Ringfort (Rath), Oileán An Phocáin, Co. Kerry
Co. Kerry |
Ringforts
On a south-facing slope on Oileán an Phocáin, a small island off the Dingle Peninsula in County Kerry, an early medieval ringfort has quietly absorbed its own boundaries.
The western half of its enclosing earthen bank, a univallate rath meaning a ringfort defined by a single encircling bank rather than multiple concentric ones, has been taken up into the townland boundary between Banoge South and Puckisland. At some point, that stretch of the bank was either rebuilt in drystone masonry or faced on both sides with it, blurring the line between ancient monument and administrative division. The eastern half survives more legibly, rising between 1.5 and 2 metres on its outer face, narrowing to around 0.8 metres internally, and measuring about 2 metres wide at the base. An entrance, 2 metres wide, faces east; two gaps on the northern and southern sides are later, secondary breaks rather than original features.
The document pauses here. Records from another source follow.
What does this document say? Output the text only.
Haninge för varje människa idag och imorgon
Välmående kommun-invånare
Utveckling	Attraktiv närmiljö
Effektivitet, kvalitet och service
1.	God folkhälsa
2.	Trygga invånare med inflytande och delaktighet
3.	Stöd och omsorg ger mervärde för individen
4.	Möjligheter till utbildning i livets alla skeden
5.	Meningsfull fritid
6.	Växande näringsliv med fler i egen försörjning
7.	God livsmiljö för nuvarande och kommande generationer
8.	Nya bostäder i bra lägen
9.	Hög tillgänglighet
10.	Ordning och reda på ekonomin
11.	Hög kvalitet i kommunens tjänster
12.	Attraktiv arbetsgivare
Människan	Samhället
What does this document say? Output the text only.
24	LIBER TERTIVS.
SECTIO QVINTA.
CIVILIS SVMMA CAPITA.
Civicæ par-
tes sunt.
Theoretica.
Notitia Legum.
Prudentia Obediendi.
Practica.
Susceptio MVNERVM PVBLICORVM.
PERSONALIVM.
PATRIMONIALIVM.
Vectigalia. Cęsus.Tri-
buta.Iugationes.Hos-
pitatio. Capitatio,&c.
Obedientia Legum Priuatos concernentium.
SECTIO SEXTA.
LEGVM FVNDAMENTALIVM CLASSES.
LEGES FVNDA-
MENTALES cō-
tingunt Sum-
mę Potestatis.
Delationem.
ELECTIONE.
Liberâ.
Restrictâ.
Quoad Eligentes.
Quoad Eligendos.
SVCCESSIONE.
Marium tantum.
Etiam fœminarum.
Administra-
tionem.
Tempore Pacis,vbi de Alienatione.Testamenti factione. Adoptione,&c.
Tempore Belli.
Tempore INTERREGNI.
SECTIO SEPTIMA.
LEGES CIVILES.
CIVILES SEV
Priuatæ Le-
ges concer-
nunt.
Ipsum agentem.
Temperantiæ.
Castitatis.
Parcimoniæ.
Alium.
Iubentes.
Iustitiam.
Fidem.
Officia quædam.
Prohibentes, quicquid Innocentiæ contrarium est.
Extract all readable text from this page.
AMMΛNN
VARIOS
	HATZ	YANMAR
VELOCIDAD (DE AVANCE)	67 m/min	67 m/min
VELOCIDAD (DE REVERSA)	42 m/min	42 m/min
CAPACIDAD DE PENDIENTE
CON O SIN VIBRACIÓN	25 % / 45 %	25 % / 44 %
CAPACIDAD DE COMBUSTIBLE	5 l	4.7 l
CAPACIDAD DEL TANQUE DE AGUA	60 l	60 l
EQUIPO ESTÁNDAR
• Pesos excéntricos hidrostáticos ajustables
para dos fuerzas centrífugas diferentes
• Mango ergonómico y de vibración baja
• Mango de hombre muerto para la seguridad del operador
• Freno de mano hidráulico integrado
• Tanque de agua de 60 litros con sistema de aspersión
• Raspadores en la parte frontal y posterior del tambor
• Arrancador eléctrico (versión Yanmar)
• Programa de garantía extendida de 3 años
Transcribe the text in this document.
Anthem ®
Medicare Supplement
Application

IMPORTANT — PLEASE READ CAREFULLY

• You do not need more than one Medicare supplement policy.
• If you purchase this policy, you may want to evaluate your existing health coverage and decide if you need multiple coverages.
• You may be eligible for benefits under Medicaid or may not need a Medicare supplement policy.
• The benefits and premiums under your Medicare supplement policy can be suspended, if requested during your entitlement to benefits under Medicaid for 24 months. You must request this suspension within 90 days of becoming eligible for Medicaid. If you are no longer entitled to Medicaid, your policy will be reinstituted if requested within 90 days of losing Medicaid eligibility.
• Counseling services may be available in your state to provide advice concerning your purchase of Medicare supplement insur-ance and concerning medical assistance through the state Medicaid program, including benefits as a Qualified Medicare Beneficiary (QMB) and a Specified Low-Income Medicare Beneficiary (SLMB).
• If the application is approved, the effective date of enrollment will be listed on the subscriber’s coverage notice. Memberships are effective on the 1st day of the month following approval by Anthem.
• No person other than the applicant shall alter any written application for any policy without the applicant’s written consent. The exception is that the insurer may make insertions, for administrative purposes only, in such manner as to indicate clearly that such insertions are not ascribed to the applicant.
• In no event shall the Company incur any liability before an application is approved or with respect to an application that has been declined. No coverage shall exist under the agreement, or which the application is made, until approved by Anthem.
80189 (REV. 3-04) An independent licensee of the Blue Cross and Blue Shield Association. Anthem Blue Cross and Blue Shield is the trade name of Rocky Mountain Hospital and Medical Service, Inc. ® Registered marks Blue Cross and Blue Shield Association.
Surveyed by J. Cuppage as part of the Corca Dhuibhne archaeological survey published in 1986, the site also retains a shallow external fosse, the ditch dug to provide material for the bank, though this is only faintly visible around the western half. Inside the enclosure, a single hut foundation survives. Roughly 6 metres across internally, its wall has collapsed into a stony bank about 2 metres wide and 0.7 metres high; its entrance also faces east, sharing an orientation with the main rath entrance. Flanking the hut on its south-western side is a low concentric mound, a subtle feature whose original function is not recorded but which hints at a more structured domestic arrangement than the ruined surface now suggests.